Lyophyllum konradianum

Scientific classification
- Domain: Eukaryota
- Kingdom: Fungi
- Division: Basidiomycota
- Class: Agaricomycetes
- Order: Agaricales
- Family: Lyophyllaceae
- Genus: Lyophyllum
- Species: L. konradianum
- Binomial name: Lyophyllum konradianum (Maire) Kühner & Romagn., Encyclop. Mycol. (Paris) 14(1): 368 (1948)

= Lyophyllum konradianum =

- Genus: Lyophyllum
- Species: konradianum
- Authority: (Maire) Kühner & Romagn., Encyclop. Mycol. (Paris) 14(1): 368 (1948)

Species of fungus

Lyophyllum konradium is a species of mushroom-forming fungus in the family Lyophyllaceae.

== Morphology ==
Lyophyllum konradium is distinguished from other members of Lyophyllum by the presence of well-differentiated hymenial cystidia.
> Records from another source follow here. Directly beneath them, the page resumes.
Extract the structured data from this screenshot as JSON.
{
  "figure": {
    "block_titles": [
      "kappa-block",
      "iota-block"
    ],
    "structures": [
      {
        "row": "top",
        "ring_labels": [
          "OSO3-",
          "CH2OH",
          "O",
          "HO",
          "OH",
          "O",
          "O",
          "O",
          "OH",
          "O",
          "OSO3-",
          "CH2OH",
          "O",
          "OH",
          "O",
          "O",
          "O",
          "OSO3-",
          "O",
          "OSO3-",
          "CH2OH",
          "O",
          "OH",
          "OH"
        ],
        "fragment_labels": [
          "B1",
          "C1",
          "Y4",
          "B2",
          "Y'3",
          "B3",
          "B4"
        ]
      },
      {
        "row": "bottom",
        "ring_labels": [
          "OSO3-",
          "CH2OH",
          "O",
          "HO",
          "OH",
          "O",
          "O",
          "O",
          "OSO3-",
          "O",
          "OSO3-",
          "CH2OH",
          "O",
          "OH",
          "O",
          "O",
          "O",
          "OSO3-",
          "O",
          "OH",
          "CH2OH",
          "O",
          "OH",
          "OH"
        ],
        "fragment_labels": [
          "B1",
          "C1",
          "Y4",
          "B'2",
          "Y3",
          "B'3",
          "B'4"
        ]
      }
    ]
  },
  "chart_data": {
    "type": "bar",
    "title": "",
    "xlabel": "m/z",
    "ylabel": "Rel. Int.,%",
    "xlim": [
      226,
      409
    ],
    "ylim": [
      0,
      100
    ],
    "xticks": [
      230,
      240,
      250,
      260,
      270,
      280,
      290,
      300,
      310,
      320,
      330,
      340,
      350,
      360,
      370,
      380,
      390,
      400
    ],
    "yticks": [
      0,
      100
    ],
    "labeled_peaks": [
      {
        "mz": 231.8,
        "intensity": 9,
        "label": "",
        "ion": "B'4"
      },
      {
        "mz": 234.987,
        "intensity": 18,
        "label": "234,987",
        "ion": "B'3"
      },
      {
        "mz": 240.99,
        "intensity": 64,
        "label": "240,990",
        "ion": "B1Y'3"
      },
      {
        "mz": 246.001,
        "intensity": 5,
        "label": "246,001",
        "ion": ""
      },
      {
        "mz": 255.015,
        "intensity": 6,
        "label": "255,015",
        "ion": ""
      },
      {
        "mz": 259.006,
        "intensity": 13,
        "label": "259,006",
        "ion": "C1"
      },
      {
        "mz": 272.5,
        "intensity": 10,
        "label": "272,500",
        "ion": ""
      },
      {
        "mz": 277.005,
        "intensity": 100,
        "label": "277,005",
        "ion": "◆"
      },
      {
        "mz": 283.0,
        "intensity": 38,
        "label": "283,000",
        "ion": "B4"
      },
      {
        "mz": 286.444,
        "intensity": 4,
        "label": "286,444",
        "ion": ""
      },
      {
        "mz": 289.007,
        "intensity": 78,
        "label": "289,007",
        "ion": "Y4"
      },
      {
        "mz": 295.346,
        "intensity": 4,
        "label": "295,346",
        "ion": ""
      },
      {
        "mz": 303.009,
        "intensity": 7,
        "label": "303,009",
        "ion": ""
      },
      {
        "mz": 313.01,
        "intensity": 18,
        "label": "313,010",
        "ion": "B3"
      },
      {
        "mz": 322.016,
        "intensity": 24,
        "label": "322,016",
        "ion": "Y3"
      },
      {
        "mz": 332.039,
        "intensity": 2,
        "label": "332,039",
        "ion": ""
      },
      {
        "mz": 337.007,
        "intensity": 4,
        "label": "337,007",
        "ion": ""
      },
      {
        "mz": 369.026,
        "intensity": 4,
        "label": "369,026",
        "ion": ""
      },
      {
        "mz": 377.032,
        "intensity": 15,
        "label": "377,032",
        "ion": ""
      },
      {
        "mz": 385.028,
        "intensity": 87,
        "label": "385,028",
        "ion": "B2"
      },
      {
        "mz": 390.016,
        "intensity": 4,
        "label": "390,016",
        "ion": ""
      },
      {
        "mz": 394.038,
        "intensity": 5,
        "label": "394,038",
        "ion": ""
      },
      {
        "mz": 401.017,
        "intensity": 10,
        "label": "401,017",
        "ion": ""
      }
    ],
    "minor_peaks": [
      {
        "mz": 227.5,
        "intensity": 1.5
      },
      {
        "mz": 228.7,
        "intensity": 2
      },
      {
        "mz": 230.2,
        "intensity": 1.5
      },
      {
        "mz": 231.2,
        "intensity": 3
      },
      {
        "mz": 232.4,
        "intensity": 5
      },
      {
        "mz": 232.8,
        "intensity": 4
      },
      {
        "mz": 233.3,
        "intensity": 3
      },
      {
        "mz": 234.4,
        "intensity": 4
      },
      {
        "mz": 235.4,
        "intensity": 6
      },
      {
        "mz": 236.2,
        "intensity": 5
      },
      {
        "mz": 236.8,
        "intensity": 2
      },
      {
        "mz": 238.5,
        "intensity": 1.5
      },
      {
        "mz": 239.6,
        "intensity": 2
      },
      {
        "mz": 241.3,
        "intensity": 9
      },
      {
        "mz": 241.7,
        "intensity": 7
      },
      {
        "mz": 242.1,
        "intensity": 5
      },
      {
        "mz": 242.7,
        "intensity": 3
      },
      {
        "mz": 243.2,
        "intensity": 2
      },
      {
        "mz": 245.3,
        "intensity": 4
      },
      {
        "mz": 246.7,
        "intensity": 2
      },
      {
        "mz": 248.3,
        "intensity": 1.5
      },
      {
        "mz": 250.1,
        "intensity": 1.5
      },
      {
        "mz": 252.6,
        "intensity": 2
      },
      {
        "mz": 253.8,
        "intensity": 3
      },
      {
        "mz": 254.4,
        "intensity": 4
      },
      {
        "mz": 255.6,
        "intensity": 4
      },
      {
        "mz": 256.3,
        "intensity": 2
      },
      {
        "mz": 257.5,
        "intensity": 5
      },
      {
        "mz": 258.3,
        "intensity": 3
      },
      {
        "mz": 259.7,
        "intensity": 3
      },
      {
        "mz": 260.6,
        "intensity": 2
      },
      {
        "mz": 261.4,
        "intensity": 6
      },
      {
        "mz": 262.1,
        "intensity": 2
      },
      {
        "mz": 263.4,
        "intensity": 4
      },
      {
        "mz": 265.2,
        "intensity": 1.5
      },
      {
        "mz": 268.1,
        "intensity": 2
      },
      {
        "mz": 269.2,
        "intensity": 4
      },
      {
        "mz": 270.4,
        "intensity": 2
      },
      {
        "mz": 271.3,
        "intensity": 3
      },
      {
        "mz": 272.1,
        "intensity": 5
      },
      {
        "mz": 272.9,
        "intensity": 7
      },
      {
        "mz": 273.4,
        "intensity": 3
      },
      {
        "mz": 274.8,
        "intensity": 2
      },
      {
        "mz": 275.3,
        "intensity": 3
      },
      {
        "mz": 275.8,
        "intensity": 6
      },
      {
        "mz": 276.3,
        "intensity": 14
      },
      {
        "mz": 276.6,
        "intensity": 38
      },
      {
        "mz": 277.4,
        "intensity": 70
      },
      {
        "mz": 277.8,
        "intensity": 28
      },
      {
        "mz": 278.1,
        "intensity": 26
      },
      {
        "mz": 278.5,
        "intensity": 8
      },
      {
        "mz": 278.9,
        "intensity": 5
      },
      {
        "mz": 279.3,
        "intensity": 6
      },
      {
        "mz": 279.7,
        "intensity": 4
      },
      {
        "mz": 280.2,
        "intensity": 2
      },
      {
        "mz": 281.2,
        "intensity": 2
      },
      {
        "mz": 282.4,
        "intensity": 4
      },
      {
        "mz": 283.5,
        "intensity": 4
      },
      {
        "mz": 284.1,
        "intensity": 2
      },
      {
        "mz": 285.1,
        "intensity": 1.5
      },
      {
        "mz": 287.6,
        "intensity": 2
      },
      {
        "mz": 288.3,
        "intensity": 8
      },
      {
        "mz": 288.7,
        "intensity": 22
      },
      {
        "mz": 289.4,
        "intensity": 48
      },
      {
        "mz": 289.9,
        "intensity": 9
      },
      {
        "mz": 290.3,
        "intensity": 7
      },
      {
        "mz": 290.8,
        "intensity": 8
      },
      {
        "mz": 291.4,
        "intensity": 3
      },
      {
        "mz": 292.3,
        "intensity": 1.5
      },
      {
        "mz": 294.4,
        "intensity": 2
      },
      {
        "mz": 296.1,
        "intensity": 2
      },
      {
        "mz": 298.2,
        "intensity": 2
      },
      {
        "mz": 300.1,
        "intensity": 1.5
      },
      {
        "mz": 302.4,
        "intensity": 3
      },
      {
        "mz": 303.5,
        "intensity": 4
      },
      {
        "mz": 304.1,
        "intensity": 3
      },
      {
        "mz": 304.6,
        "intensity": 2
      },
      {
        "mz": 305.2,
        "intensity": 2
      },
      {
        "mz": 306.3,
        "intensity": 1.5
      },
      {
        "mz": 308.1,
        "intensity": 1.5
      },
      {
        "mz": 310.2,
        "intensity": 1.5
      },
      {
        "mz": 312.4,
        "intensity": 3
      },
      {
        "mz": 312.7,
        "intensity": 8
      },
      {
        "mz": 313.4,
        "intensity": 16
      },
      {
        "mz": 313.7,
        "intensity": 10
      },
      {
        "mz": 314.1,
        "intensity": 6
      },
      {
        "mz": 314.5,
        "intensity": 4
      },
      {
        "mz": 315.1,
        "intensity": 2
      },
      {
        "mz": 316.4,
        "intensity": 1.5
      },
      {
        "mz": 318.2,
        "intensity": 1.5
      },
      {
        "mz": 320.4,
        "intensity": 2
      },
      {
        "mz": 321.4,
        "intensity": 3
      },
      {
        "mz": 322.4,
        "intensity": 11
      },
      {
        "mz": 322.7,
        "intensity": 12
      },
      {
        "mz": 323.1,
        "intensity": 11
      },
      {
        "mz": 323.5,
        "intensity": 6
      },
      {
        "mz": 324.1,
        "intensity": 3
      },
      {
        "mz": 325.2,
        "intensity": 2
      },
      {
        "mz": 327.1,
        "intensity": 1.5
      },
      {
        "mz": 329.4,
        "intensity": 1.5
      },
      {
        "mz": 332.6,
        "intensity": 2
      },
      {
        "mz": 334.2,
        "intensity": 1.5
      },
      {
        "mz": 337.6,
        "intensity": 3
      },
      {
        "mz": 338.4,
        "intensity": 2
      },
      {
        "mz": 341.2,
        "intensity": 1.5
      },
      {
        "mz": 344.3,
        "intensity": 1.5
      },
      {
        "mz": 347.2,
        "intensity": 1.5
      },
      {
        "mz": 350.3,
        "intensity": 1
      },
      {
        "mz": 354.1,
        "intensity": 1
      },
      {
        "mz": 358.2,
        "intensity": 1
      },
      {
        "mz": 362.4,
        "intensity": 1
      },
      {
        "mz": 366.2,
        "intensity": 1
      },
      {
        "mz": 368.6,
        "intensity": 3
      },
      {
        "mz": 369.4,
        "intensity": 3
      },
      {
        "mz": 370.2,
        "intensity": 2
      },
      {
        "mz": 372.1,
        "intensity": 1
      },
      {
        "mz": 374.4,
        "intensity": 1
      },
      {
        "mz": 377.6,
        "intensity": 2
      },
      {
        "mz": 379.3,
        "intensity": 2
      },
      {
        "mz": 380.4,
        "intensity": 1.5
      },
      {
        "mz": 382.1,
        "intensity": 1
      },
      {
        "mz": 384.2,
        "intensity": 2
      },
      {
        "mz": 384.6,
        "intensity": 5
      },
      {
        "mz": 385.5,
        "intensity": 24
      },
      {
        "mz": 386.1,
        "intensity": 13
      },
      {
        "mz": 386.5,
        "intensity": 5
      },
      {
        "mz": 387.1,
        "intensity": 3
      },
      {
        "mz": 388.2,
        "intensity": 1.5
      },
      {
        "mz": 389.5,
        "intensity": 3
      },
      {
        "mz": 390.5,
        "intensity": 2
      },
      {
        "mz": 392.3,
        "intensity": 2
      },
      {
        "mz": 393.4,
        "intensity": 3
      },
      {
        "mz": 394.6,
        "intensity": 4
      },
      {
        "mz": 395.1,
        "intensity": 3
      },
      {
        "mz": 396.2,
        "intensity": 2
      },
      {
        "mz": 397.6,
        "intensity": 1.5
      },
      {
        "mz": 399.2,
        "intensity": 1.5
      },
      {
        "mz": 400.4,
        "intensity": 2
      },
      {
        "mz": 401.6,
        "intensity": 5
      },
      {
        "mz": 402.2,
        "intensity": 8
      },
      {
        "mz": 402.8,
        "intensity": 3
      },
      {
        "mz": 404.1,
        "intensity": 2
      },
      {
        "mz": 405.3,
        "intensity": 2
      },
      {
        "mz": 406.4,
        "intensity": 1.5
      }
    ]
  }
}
== Molecular phylogenetics ==
While the species has been treated as a member of the polyphyletic genus Lyophyllum, molecular phylogenies have placed L. konradium in a distant clade from other members of the genus. This phylogenetic isolation has led some authors to recommend the creation of a new genus, which would include L. konradium and three additional unidentified species that placed near L. konradium in the most recent phylogenetic analysis by Bellanger et al. (2015).